Last year the Missouri Supreme Court struck down Missouri's statutory cap on punitive damages as unconstitutional. Today the Missouri Chamber of Commerce reports that state senator Ron Richard has introduced a bill to amend the Missouri constitution to reinstate the cap.  Not surprisingly, the chamber of commerce supports the proposal.

Related post:

Missouri Supreme Court strikes down punitive damages cap as unconstitutional

January 19, 2015

California Court of Appeal reinstates $1.2 million punitive damages award in sexual harassment case (Shank v. CRST Van Expedited)


The plaintiff in this case, a former employee of a trucking company, claimed that her supervisor repeatedly subjected her to unwanted sexual advances.  She obtained a jury verdict for $391,000 in compensatory damages, $1.17 million in punitive damages against her former employer, and $3,500 in punitive damages against her individual supervisor.

The employer filed post-trial motions to challenge the verdict.  The trial court agreed that the plaintiff failed to prove that the employer acted with malice, oppression, or fraud.  As a result, the court granted judgment notwithstanding the verdict (JNOV) on the issue of punitive damages against the employer, wiping out the jury's $1.17 million award.

The plaintiff appealed, arguing that the trial court erred in granting the JNOV motion.  The California Court of Appeal (Fourth Appellate District, Division Three) agreed with the plaintiff in this unpublished opinion.

The court began its analysis by noting that the supervisor unquestionably engaged in malice and oppression; throughout a 28-day training period, he made numerous unwanted sexual advances towards the plaintiff.

The question then became whether the employer could be punished for ratifying the supervisor's misconduct.  The Court of Appeal concluded that the company's human resources a director was a managing agent within the meaning of Civil Code section 3294, and that the human resources director ratified the supervisor's conduct by failing to investigate the plaintiff's complaints.  That failure to investigate was directly contrary to the company's written policies for responding to and preventing sexual harassment. 

The employer argued on appeal that the company did not need to investigate in this particular instance because because the plaintiff did not complain about the harassment until after she left the company.  The Court of Appeal rejected that argument, holding that "there is no applicable law or evidence that once an employee leaves an investigation is unnecessary."

The Court of Appeal then reversed the trial court's JNOV, reinstating the full amount of the jury's punitive damages award.  That will be a bitter pill for the corporation's board of directors, who probably thought they had protected the company from this type of award by adopting a policy that required a thorough investigation of any harassment claims.


January 16, 2015

Georgia jury awards $47.9 million in punitive damages

The Daily Report of Fulton County, Georgia is reporting that a jury there has awarded $72.8 million to a school teacher who was burned after a gas line in his apartment exploded.

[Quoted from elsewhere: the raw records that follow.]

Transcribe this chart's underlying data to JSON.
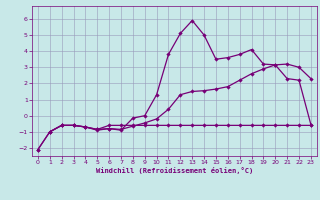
{
  "xlabel": "Windchill (Refroidissement éolien,°C)",
  "bg_color": "#c8e8e8",
  "grid_color": "#9999bb",
  "line_color": "#770077",
  "xlim": [
    -0.5,
    23.5
  ],
  "ylim": [
    -2.5,
    6.8
  ],
  "xticks": [
    0,
    1,
    2,
    3,
    4,
    5,
    6,
    7,
    8,
    9,
    10,
    11,
    12,
    13,
    14,
    15,
    16,
    17,
    18,
    19,
    20,
    21,
    22,
    23
  ],
  "yticks": [
    -2,
    -1,
    0,
    1,
    2,
    3,
    4,
    5,
    6
  ],
  "line1_x": [
    0,
    1,
    2,
    3,
    4,
    5,
    6,
    7,
    8,
    9,
    10,
    11,
    12,
    13,
    14,
    15,
    16,
    17,
    18,
    19,
    20,
    21,
    22,
    23
  ],
  "line1_y": [
    -2.1,
    -1.0,
    -0.6,
    -0.6,
    -0.7,
    -0.9,
    -0.8,
    -0.9,
    -0.15,
    0.0,
    1.3,
    3.8,
    5.1,
    5.9,
    5.0,
    3.5,
    3.6,
    3.8,
    4.1,
    3.2,
    3.15,
    2.3,
    2.2,
    -0.55
  ],
  "line2_x": [
    0,
    1,
    2,
    3,
    4,
    5,
    6,
    7,
    8,
    9,
    10,
    11,
    12,
    13,
    14,
    15,
    16,
    17,
    18,
    19,
    20,
    21,
    22,
    23
  ],
  "line2_y": [
    -2.1,
    -1.0,
    -0.6,
    -0.6,
    -0.7,
    -0.85,
    -0.8,
    -0.85,
    -0.65,
    -0.45,
    -0.2,
    0.4,
    1.3,
    1.5,
    1.55,
    1.65,
    1.8,
    2.2,
    2.6,
    2.9,
    3.15,
    3.2,
    3.0,
    2.3
  ],
  "line3_x": [
    1,
    2,
    3,
    4,
    5,
    6,
    7,
    8,
    9,
    10,
    11,
    12,
    13,
    14,
    15,
    16,
    17,
    18,
    19,
    20,
    21,
    22,
    23
  ],
  "line3_y": [
    -1.0,
    -0.6,
    -0.6,
    -0.7,
    -0.85,
    -0.6,
    -0.6,
    -0.6,
    -0.6,
    -0.6,
    -0.6,
    -0.6,
    -0.6,
    -0.6,
    -0.6,
    -0.6,
    -0.6,
    -0.6,
    -0.6,
    -0.6,
    -0.6,
    -0.6,
    -0.6
  ]
}
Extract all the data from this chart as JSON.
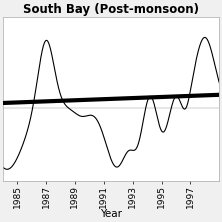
{
  "title": "South Bay (Post-monsoon)",
  "xlabel": "Year",
  "ylabel": "",
  "xticks": [
    1985,
    1987,
    1989,
    1991,
    1993,
    1995,
    1997
  ],
  "xlim": [
    1984.0,
    1999.0
  ],
  "ylim": [
    -1.6,
    2.0
  ],
  "background_color": "#f0f0f0",
  "plot_bg_color": "#ffffff",
  "title_fontsize": 8.5,
  "tick_fontsize": 6.5,
  "trend_color": "#000000",
  "line_color": "#000000",
  "trend_slope": 0.012,
  "trend_intercept": -23.7,
  "figsize": [
    2.22,
    2.22
  ],
  "dpi": 100
}
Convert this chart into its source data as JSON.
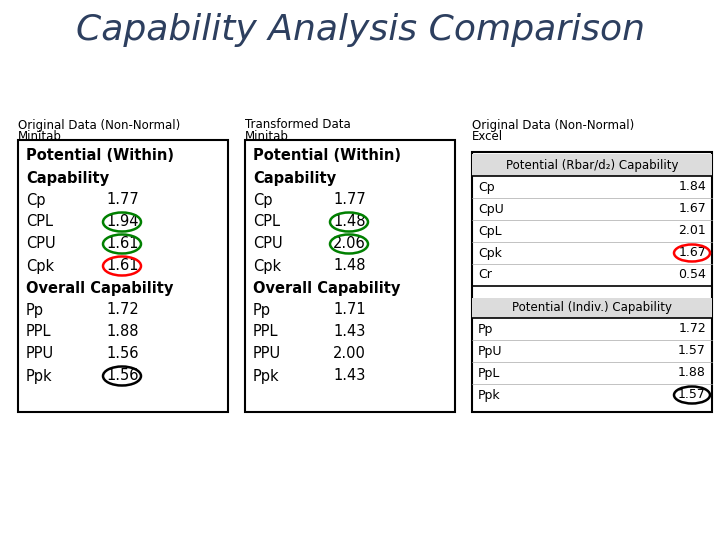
{
  "title": "Capability Analysis Comparison",
  "title_color": "#2D3F5F",
  "bg_color": "#FFFFFF",
  "col1_header1": "Original Data (Non-Normal)",
  "col1_header2": "Minitab",
  "col1_lines": [
    {
      "text": "Potential (Within)",
      "bold": true,
      "indent": 8
    },
    {
      "text": "Capability",
      "bold": true,
      "indent": 8
    },
    {
      "text": "Cp",
      "value": "1.77",
      "bold": false,
      "indent": 8
    },
    {
      "text": "CPL",
      "value": "1.94",
      "bold": false,
      "indent": 8,
      "circle": "green"
    },
    {
      "text": "CPU",
      "value": "1.61",
      "bold": false,
      "indent": 8,
      "circle": "green"
    },
    {
      "text": "Cpk",
      "value": "1.61",
      "bold": false,
      "indent": 8,
      "circle": "red"
    },
    {
      "text": "Overall Capability",
      "bold": true,
      "indent": 8
    },
    {
      "text": "Pp",
      "value": "1.72",
      "bold": false,
      "indent": 8
    },
    {
      "text": "PPL",
      "value": "1.88",
      "bold": false,
      "indent": 8
    },
    {
      "text": "PPU",
      "value": "1.56",
      "bold": false,
      "indent": 8
    },
    {
      "text": "Ppk",
      "value": "1.56",
      "bold": false,
      "indent": 8,
      "circle": "black"
    }
  ],
  "col2_header1": "Transformed Data",
  "col2_header2": "Minitab",
  "col2_lines": [
    {
      "text": "Potential (Within)",
      "bold": true,
      "indent": 8
    },
    {
      "text": "Capability",
      "bold": true,
      "indent": 8
    },
    {
      "text": "Cp",
      "value": "1.77",
      "bold": false,
      "indent": 8
    },
    {
      "text": "CPL",
      "value": "1.48",
      "bold": false,
      "indent": 8,
      "circle": "green"
    },
    {
      "text": "CPU",
      "value": "2.06",
      "bold": false,
      "indent": 8,
      "circle": "green"
    },
    {
      "text": "Cpk",
      "value": "1.48",
      "bold": false,
      "indent": 8
    },
    {
      "text": "Overall Capability",
      "bold": true,
      "indent": 8
    },
    {
      "text": "Pp",
      "value": "1.71",
      "bold": false,
      "indent": 8
    },
    {
      "text": "PPL",
      "value": "1.43",
      "bold": false,
      "indent": 8
    },
    {
      "text": "PPU",
      "value": "2.00",
      "bold": false,
      "indent": 8
    },
    {
      "text": "Ppk",
      "value": "1.43",
      "bold": false,
      "indent": 8
    }
  ],
  "col3_header1": "Original Data (Non-Normal)",
  "col3_header2": "Excel",
  "col3_top_header": "Potential (Rbar/d₂) Capability",
  "col3_top_rows": [
    {
      "label": "Cp",
      "value": "1.84"
    },
    {
      "label": "CpU",
      "value": "1.67"
    },
    {
      "label": "CpL",
      "value": "2.01"
    },
    {
      "label": "Cpk",
      "value": "1.67",
      "circle": "red"
    },
    {
      "label": "Cr",
      "value": "0.54"
    }
  ],
  "col3_bottom_header": "Potential (Indiv.) Capability",
  "col3_bottom_rows": [
    {
      "label": "Pp",
      "value": "1.72"
    },
    {
      "label": "PpU",
      "value": "1.57"
    },
    {
      "label": "PpL",
      "value": "1.88"
    },
    {
      "label": "Ppk",
      "value": "1.57",
      "circle": "black"
    }
  ]
}
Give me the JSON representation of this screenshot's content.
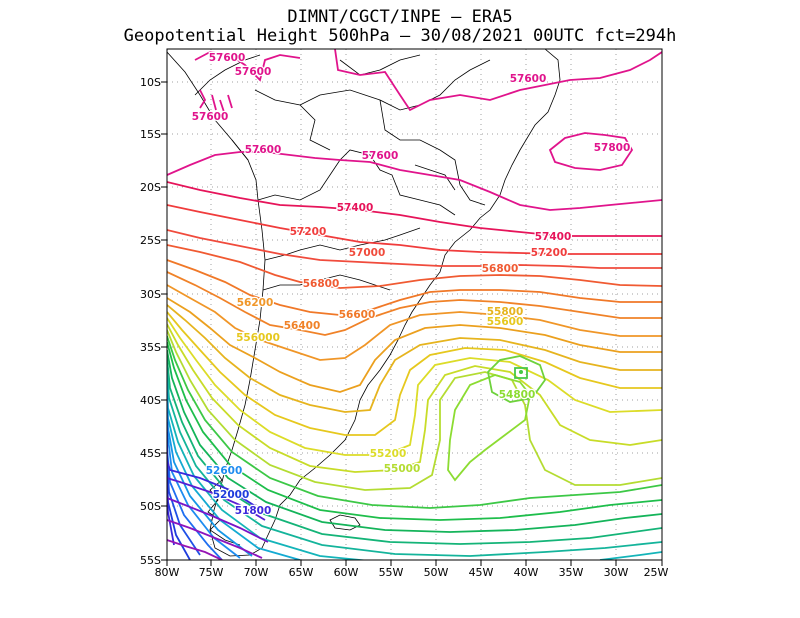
{
  "title_line1": "DIMNT/CGCT/INPE –  ERA5",
  "title_line2": "Geopotential Height 500hPa –  30/08/2021 00UTC fct=294h",
  "map": {
    "lon_range": [
      -80,
      -25
    ],
    "lat_range": [
      -55,
      -7
    ],
    "lon_ticks": [
      "80W",
      "75W",
      "70W",
      "65W",
      "60W",
      "55W",
      "50W",
      "45W",
      "40W",
      "35W",
      "30W",
      "25W"
    ],
    "lat_ticks": [
      "10S",
      "15S",
      "20S",
      "25S",
      "30S",
      "35S",
      "40S",
      "45S",
      "50S",
      "55S"
    ],
    "grid": "dotted"
  },
  "contour_labels": [
    {
      "text": "57600",
      "color": "#e0148c"
    },
    {
      "text": "57600",
      "color": "#e0148c"
    },
    {
      "text": "57600",
      "color": "#e0148c"
    },
    {
      "text": "57600",
      "color": "#e0148c"
    },
    {
      "text": "57600",
      "color": "#e0148c"
    },
    {
      "text": "57800",
      "color": "#e0148c"
    },
    {
      "text": "57600",
      "color": "#e0148c"
    },
    {
      "text": "57400",
      "color": "#e6145a"
    },
    {
      "text": "57400",
      "color": "#e6145a"
    },
    {
      "text": "57200",
      "color": "#f03c3c"
    },
    {
      "text": "57200",
      "color": "#f03c3c"
    },
    {
      "text": "57000",
      "color": "#f04b3c"
    },
    {
      "text": "56800",
      "color": "#f05a32"
    },
    {
      "text": "56800",
      "color": "#f05a32"
    },
    {
      "text": "56600",
      "color": "#f07828"
    },
    {
      "text": "56400",
      "color": "#f08228"
    },
    {
      "text": "56200",
      "color": "#f09628"
    },
    {
      "text": "55800",
      "color": "#e6b41e"
    },
    {
      "text": "55600",
      "color": "#e6c81e"
    },
    {
      "text": "556000",
      "color": "#e6c81e"
    },
    {
      "text": "55200",
      "color": "#dcdc28"
    },
    {
      "text": "55000",
      "color": "#b4dc32"
    },
    {
      "text": "54800",
      "color": "#8cdc32"
    },
    {
      "text": "52600",
      "color": "#1e8cf0"
    },
    {
      "text": "52000",
      "color": "#1e3cdc"
    },
    {
      "text": "51800",
      "color": "#3c28dc"
    }
  ]
}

He sued his landlord, claiming that the explosion was caused by the landlord's violation of building codes.  The verdict consists of $17.9 million in compensatory damages, $47.9 million in punitive damages, and $7 million in attorney fees. 

A Georgia statute limits punitive damages to $250,000 except in products liability cases, cases involving a specific intent to harm, and cases where the defendant was under the influence of drugs or alcohol.  None of those exceptions would seem to apply here.